Alzheimer´s Disease (AD) is the third largest cause of death in America and among the highest in the industrial world. AD is a significant neurological disorder that affects more than 4.5 million Americans and more than 10 million people worldwide. This problem will increase with the demographics of the aging populations in United States, Europe and Japan. Experts estimate that 22 million people around the world and more than 8 million Americans would be afflicted with AD by 2025. The total market for AD drugs in 2005 was over $2.7 billion. Due to the changing demographics, the market is expected to grow quickly. Because of the growing number of new cases each year, the market is expected to grow at a rate of 17.5%. The lack of a cure for AD will result in a demand for better and safer AD drugs.

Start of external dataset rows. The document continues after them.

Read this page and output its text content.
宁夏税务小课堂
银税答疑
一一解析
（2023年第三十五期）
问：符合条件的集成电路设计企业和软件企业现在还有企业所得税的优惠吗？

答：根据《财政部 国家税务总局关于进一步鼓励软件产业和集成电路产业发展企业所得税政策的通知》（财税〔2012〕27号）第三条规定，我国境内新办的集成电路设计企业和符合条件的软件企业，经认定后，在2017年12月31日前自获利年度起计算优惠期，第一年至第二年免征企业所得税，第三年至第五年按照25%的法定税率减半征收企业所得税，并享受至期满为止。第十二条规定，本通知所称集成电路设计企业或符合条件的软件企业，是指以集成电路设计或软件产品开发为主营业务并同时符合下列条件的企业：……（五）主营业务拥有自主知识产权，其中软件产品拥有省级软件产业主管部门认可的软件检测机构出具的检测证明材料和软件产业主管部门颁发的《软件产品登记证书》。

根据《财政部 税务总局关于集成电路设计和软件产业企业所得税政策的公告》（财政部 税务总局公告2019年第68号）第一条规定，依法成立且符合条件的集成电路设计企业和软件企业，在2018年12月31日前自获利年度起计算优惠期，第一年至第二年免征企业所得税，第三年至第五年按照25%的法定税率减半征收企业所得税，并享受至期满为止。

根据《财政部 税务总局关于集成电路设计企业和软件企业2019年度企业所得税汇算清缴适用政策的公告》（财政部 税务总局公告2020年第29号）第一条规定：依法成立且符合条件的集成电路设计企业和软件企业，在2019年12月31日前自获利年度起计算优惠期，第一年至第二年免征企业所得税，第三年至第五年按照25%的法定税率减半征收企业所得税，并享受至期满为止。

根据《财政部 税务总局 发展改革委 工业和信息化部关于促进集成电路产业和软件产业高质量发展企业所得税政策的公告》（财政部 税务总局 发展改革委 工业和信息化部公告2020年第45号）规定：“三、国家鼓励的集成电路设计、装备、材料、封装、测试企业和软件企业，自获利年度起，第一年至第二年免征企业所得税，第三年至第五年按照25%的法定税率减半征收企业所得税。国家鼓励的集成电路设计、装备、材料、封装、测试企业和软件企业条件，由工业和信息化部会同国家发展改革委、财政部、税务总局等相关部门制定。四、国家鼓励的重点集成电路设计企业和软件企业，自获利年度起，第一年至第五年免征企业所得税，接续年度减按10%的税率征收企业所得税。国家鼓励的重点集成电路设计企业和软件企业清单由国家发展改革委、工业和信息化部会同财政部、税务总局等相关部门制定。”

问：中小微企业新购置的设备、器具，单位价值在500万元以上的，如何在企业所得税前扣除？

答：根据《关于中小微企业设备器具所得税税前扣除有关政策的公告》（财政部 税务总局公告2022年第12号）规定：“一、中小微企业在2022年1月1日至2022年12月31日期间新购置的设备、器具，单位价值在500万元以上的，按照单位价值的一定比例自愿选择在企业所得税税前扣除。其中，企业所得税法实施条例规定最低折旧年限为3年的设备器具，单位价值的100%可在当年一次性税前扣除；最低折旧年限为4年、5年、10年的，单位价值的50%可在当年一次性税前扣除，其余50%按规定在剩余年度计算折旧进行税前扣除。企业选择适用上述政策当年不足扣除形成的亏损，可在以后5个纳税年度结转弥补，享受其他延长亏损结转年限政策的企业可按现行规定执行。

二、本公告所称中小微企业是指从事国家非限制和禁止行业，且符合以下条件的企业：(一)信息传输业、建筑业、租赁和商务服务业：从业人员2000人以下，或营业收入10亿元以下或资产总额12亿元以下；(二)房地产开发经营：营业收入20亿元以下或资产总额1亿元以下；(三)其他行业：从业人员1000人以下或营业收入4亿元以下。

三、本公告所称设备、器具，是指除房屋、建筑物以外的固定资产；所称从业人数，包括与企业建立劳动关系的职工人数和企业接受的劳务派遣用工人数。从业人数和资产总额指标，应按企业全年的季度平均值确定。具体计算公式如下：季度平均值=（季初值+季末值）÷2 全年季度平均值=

Five prescription drugs are currently approved by the U.S. Food and Drug Administration to treat people who have been diagnosed with Alzheimer´s disease (AD). While these drugs may treat the symptoms of AD, none of these medications are a cure for the disease. Four of these medications, including Aricept®, are called cholinesterase inhibitors and are prescribed for the treatment of mild to moderate AD. They may help delay or prevent symptoms from becoming worse for a limited time and may help control some behavioral symptoms. The fifth approved medication known as Namenda® is believed to work by regulating glutamate, another important brain chemical that, when produced in excessive amounts, can cause excitotoxicity that leads to brain cell death. All of the drugs on the market today have serious side effects.

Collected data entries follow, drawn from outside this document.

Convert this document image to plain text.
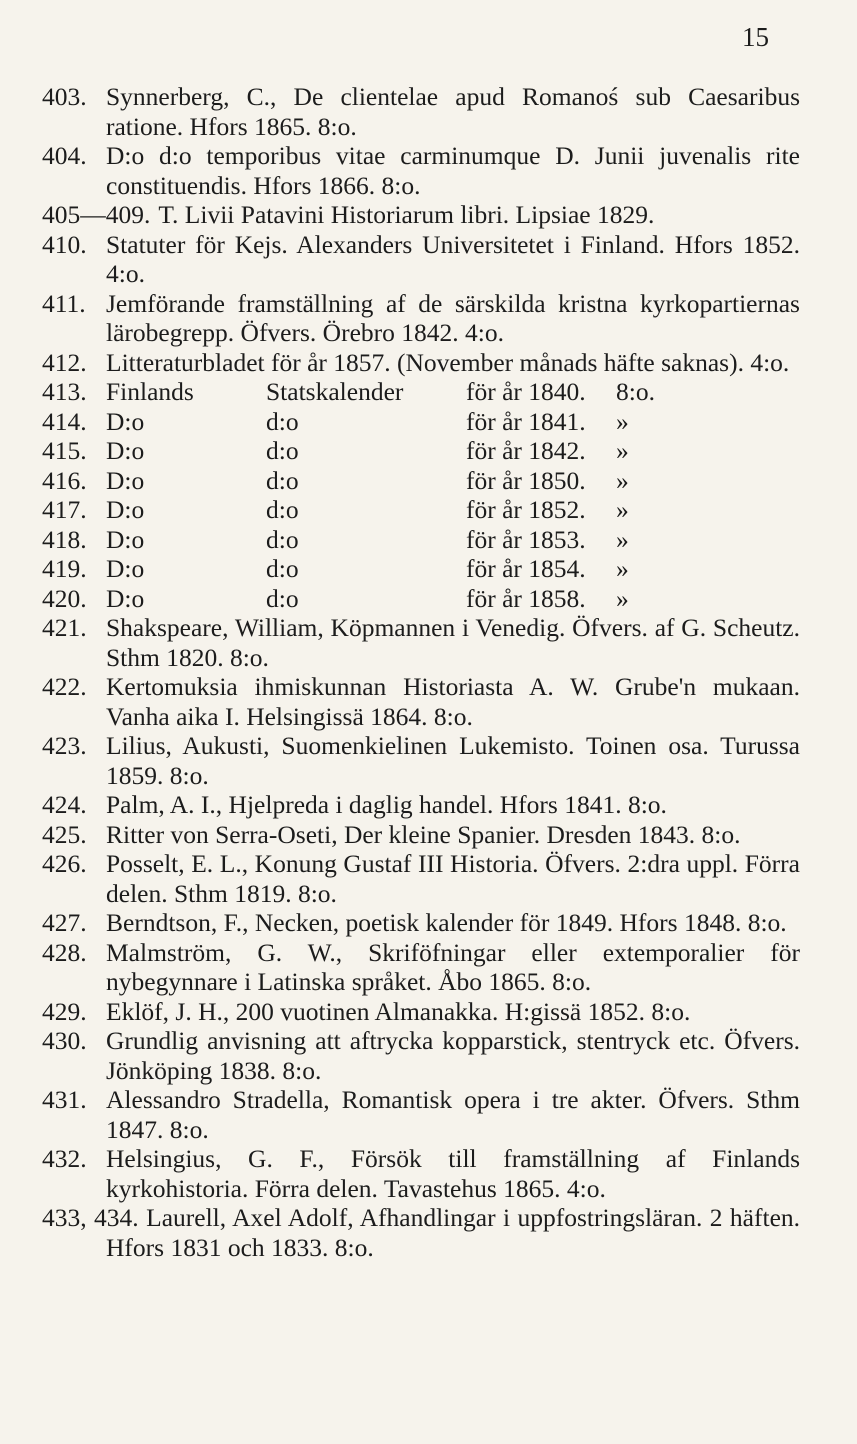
15
403. Synnerberg, C., De clientelae apud Romanoś sub Caesaribus ratione. Hfors 1865. 8:o.
404. D:o d:o temporibus vitae carminumque D. Junii juvenalis rite constituendis. Hfors 1866. 8:o.
405—409. T. Livii Patavini Historiarum libri. Lipsiae 1829.
410. Statuter för Kejs. Alexanders Universitetet i Finland. Hfors 1852. 4:o.
411. Jemförande framställning af de särskilda kristna kyrkopartiernas lärobegrepp. Öfvers. Örebro 1842. 4:o.
412. Litteraturbladet för år 1857. (November månads häfte saknas). 4:o.
413. Finlands	Statskalender	för år 1840.	8:o.
414. D:o	d:o	för år 1841.	»
415. D:o	d:o	för år 1842.	»
416. D:o	d:o	för år 1850.	»
417. D:o	d:o	för år 1852.	»
418. D:o	d:o	för år 1853.	»
419. D:o	d:o	för år 1854.	»
420. D:o	d:o	för år 1858.	»
421. Shakspeare, William, Köpmannen i Venedig. Öfvers. af G. Scheutz. Sthm 1820. 8:o.
422. Kertomuksia ihmiskunnan Historiasta A. W. Grube'n mukaan. Vanha aika I. Helsingissä 1864. 8:o.
423. Lilius, Aukusti, Suomenkielinen Lukemisto. Toinen osa. Turussa 1859. 8:o.
424. Palm, A. I., Hjelpreda i daglig handel. Hfors 1841. 8:o.
425. Ritter von Serra-Oseti, Der kleine Spanier. Dresden 1843. 8:o.
426. Posselt, E. L., Konung Gustaf III Historia. Öfvers. 2:dra uppl. Förra delen. Sthm 1819. 8:o.
427. Berndtson, F., Necken, poetisk kalender för 1849. Hfors 1848. 8:o.
428. Malmström, G. W., Skriföfningar eller extemporalier för nybegynnare i Latinska språket. Åbo 1865. 8:o.
429. Eklöf, J. H., 200 vuotinen Almanakka. H:gissä 1852. 8:o.
430. Grundlig anvisning att aftrycka kopparstick, stentryck etc. Öfvers. Jönköping 1838. 8:o.
431. Alessandro Stradella, Romantisk opera i tre akter. Öfvers. Sthm 1847. 8:o.
432. Helsingius, G. F., Försök till framställning af Finlands kyrkohistoria. Förra delen. Tavastehus 1865. 4:o.
433, 434. Laurell, Axel Adolf, Afhandlingar i uppfostringsläran. 2 häften. Hfors 1831 och 1833. 8:o.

Recently, researchers have shown that sub-nanomolar concentrations of APH-0703, a potent PKC activator, can dramatically enhance the generation of non-amyloidogenic, soluble amyloid precursor protein (sAPP) in fibroblasts from AD patients. APH-0703 was effective in reducing brain amyloid plaques (A40 and A42 in AD) in double-transgenic mice while improving behavioral outcomes and the rate of premature death. APH-0703 not only produced a neuroprotective effect but enhanced cognitive memory in AD animal models and led to synaptic re-growth in stroke models.

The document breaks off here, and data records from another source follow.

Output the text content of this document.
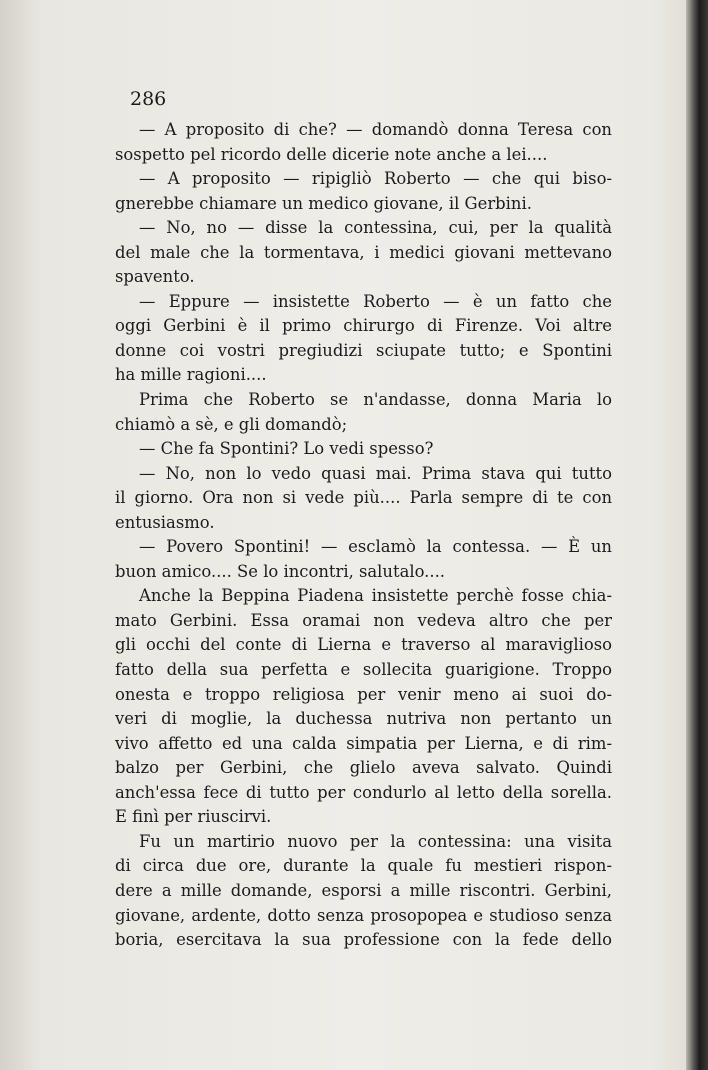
286

— A proposito di che? — domandò donna Teresa con
sospetto pel ricordo delle dicerie note anche a lei....
— A proposito — ripigliò Roberto — che qui biso-
gnerebbe chiamare un medico giovane, il Gerbini.
— No, no — disse la contessina, cui, per la qualità
del male che la tormentava, i medici giovani mettevano
spavento.
— Eppure — insistette Roberto — è un fatto che
oggi Gerbini è il primo chirurgo di Firenze. Voi altre
donne coi vostri pregiudizi sciupate tutto; e Spontini
ha mille ragioni....
Prima che Roberto se n'andasse, donna Maria lo
chiamò a sè, e gli domandò;
— Che fa Spontini? Lo vedi spesso?
— No, non lo vedo quasi mai. Prima stava qui tutto
il giorno. Ora non si vede più.... Parla sempre di te con
entusiasmo.
— Povero Spontini! — esclamò la contessa. — È un
buon amico.... Se lo incontri, salutalo....
Anche la Beppina Piadena insistette perchè fosse chia-
mato Gerbini. Essa oramai non vedeva altro che per
gli occhi del conte di Lierna e traverso al maraviglioso
fatto della sua perfetta e sollecita guarigione. Troppo
onesta e troppo religiosa per venir meno ai suoi do-
veri di moglie, la duchessa nutriva non pertanto un
vivo affetto ed una calda simpatia per Lierna, e di rim-
balzo per Gerbini, che glielo aveva salvato. Quindi
anch'essa fece di tutto per condurlo al letto della sorella.
E finì per riuscirvi.
Fu un martirio nuovo per la contessina: una visita
di circa due ore, durante la quale fu mestieri rispon-
dere a mille domande, esporsi a mille riscontri. Gerbini,
giovane, ardente, dotto senza prosopopea e studioso senza
boria, esercitava la sua professione con la fede dello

Aphios manufactures pharmaceutical-grade APH-0703 following cGMP guidelines utilizing patented manufacturing technology. Aphios has also developed and patented improved methods for formulating the API into phospholipid nanosomes that can be utilized to enhance efficacy, reduce toxicity and improve quality-of-life, and polymer nanospheres for improving oral delivery and bioavailability. The grant will be utilized to develop and evaluate conventional and nanotechnology formulations of APH-0703; measure pharmacologic efficacy in the brain and plasma compartments; cGMP manufacturing of the active pharmaceutical ingredient and nanoformulated drug product at the pilot-scale level; establish a Drug Master File; design IND-enabling preclinical studies and Phase I/II clinical trials; and draft IND package for the US FDA.